When the IPU adopted its first resolution on the CTBT in 1995, few countries took much action, but the IPU and CTBT Organization initiated a new campaign in late 2018, writing to parliaments in countries that had not yet ratified. States benefit from ratification in several ways. The CTBT’s verification system has a strong seismic component, for example, meaning that it can also help to monitor earthquakes and tsunamis. Meanwhile, researchers can access selected data to better understand the natural world, from whale behaviour to climate change or the timing of monsoon rains.
With these arguments made, the ratifications began to tick up, including Comoros and Cuba in 2021. In March 2022, following a workshop at the IPU’s I44th Assembly in Indonesia, another five IPU Members ratified – Equatorial Guinea, Gambia, Sao Tome and Principe, Timor Leste, and Tuvalu – meaning that of 196 total States, some 177 have now ratified.
In 2022, the IPU saw results from its work on another treaty, the ATT. The treaty addresses the availability of small arms and light weapons, which continue to kill and maim, including in Africa and Asia, where many countries have not yet signed or ratified the treaty. Public debate on the treaty is often limited, while governments worry about the treaty obligations. But reducing the availability of small arms saves lives, especially of women and children.

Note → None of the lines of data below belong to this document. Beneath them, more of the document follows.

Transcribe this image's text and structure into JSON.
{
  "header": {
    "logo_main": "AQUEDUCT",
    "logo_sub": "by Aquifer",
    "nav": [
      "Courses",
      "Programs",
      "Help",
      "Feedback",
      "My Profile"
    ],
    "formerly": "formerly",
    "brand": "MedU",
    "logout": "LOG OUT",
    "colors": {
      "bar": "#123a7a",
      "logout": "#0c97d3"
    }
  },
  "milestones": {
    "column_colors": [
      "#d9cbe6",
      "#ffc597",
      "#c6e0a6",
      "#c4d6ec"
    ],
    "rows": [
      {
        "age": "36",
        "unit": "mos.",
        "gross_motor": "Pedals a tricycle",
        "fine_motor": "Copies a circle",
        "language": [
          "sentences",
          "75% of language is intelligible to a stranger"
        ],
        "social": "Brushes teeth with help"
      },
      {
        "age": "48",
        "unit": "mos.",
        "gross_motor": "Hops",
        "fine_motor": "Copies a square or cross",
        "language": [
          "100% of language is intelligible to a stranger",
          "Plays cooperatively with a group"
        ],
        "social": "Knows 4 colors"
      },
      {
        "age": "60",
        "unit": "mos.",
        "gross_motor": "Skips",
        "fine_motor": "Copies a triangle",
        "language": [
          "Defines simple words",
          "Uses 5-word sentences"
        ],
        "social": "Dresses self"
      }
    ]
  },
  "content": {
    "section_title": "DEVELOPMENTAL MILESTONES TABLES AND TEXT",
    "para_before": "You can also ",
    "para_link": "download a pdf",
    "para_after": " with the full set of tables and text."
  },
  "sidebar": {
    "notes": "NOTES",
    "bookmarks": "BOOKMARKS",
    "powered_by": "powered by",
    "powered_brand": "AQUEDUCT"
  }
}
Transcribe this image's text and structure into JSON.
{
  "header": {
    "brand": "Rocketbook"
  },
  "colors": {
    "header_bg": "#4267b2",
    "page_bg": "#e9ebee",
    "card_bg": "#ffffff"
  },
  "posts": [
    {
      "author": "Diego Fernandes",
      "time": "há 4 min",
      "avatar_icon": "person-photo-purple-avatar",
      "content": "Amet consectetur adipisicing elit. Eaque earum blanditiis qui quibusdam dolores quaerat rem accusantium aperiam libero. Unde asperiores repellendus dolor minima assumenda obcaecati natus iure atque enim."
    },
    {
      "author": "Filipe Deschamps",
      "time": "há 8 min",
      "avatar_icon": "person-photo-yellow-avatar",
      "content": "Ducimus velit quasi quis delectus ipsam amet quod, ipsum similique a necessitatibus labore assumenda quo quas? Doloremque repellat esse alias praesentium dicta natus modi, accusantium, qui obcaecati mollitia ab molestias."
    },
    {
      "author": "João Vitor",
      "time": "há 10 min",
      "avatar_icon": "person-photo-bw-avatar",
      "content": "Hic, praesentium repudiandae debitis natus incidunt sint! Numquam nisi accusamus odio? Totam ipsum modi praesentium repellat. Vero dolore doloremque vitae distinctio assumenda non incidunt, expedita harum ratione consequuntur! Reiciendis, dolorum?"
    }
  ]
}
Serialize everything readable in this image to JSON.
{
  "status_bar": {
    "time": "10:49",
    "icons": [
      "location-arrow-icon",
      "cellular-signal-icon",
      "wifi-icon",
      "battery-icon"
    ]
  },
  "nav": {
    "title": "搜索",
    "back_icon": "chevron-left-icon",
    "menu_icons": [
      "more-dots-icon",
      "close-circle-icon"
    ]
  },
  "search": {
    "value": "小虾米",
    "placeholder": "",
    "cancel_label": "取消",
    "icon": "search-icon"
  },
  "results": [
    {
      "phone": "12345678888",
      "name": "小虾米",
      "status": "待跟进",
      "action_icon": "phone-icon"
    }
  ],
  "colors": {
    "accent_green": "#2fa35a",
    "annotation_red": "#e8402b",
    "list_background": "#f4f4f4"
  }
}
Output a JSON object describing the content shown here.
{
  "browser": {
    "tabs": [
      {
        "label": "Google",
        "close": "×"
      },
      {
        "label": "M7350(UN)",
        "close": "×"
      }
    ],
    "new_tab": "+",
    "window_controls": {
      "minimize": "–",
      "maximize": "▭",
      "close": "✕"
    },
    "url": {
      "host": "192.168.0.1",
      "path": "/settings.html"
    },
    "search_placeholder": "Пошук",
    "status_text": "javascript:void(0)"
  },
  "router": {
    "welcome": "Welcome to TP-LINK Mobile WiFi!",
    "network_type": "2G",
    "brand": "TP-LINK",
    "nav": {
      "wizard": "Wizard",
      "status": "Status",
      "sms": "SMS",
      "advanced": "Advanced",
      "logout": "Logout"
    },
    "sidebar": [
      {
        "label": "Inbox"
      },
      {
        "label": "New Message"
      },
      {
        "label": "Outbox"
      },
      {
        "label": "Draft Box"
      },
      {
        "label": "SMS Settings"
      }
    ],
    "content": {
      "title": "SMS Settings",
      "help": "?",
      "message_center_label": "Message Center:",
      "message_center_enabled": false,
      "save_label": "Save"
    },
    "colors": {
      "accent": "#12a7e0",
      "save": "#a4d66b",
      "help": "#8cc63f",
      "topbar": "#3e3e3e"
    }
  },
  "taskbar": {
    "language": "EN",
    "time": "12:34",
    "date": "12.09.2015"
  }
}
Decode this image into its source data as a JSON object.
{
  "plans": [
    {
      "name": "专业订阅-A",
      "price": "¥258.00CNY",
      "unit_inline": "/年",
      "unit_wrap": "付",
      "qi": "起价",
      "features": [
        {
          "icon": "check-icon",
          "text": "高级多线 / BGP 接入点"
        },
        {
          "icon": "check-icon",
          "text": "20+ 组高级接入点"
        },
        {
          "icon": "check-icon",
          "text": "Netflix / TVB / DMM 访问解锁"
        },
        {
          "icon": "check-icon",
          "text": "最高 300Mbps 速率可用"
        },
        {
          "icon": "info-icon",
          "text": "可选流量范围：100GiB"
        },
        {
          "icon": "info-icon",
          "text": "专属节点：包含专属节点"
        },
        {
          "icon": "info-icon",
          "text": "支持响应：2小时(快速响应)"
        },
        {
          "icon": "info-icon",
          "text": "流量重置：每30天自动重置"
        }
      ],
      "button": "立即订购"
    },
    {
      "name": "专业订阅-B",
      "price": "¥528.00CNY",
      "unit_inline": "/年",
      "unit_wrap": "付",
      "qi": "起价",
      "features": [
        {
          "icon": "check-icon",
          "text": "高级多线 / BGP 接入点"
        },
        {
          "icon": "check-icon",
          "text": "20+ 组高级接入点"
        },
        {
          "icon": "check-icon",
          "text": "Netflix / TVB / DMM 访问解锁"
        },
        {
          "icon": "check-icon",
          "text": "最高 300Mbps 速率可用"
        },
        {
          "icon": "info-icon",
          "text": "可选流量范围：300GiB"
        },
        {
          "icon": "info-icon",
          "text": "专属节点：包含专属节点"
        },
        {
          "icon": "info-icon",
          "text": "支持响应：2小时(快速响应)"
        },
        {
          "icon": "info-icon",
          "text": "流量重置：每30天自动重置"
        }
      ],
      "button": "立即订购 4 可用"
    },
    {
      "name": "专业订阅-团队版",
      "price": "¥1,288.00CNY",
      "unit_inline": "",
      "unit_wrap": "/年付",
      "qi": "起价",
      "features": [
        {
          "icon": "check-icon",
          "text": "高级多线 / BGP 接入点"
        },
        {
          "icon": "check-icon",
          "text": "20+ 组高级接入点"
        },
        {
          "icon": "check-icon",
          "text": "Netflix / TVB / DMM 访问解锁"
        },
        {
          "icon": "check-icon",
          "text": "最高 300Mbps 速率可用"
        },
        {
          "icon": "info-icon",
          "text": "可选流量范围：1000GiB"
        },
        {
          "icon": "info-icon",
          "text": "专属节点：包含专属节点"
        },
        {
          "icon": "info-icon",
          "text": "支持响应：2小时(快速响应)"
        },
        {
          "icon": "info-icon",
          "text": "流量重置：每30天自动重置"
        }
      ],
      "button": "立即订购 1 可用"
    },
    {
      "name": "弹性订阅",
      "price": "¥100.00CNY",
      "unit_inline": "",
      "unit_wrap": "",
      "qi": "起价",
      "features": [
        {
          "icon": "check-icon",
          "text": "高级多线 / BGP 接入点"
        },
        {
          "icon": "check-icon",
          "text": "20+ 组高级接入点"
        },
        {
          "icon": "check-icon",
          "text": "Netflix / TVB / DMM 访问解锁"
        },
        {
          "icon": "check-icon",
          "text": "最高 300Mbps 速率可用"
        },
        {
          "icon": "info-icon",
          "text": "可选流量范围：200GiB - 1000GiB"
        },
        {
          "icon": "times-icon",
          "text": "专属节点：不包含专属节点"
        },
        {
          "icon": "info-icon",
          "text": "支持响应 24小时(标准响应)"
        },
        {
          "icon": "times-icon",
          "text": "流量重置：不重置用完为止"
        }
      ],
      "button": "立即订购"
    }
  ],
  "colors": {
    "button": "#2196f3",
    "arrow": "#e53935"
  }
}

Building on an IPU resolution from 2006, the IPU had approached more than 80 parliaments in 2021, marking the start of its new ATT campaign. Following this, and with significant push from a single MP, the Philippines ratified in March 2022. In October, also with major effort from a single politician, the west African state of Gabon ratified too.
The year 2022 may not have been an easy context in which to push for disarmament, but the combination of personal relationships and persistent lobbying has brought some momentum. Meanwhile, the IPU continues to highlight the data linking small arms and excess mortality.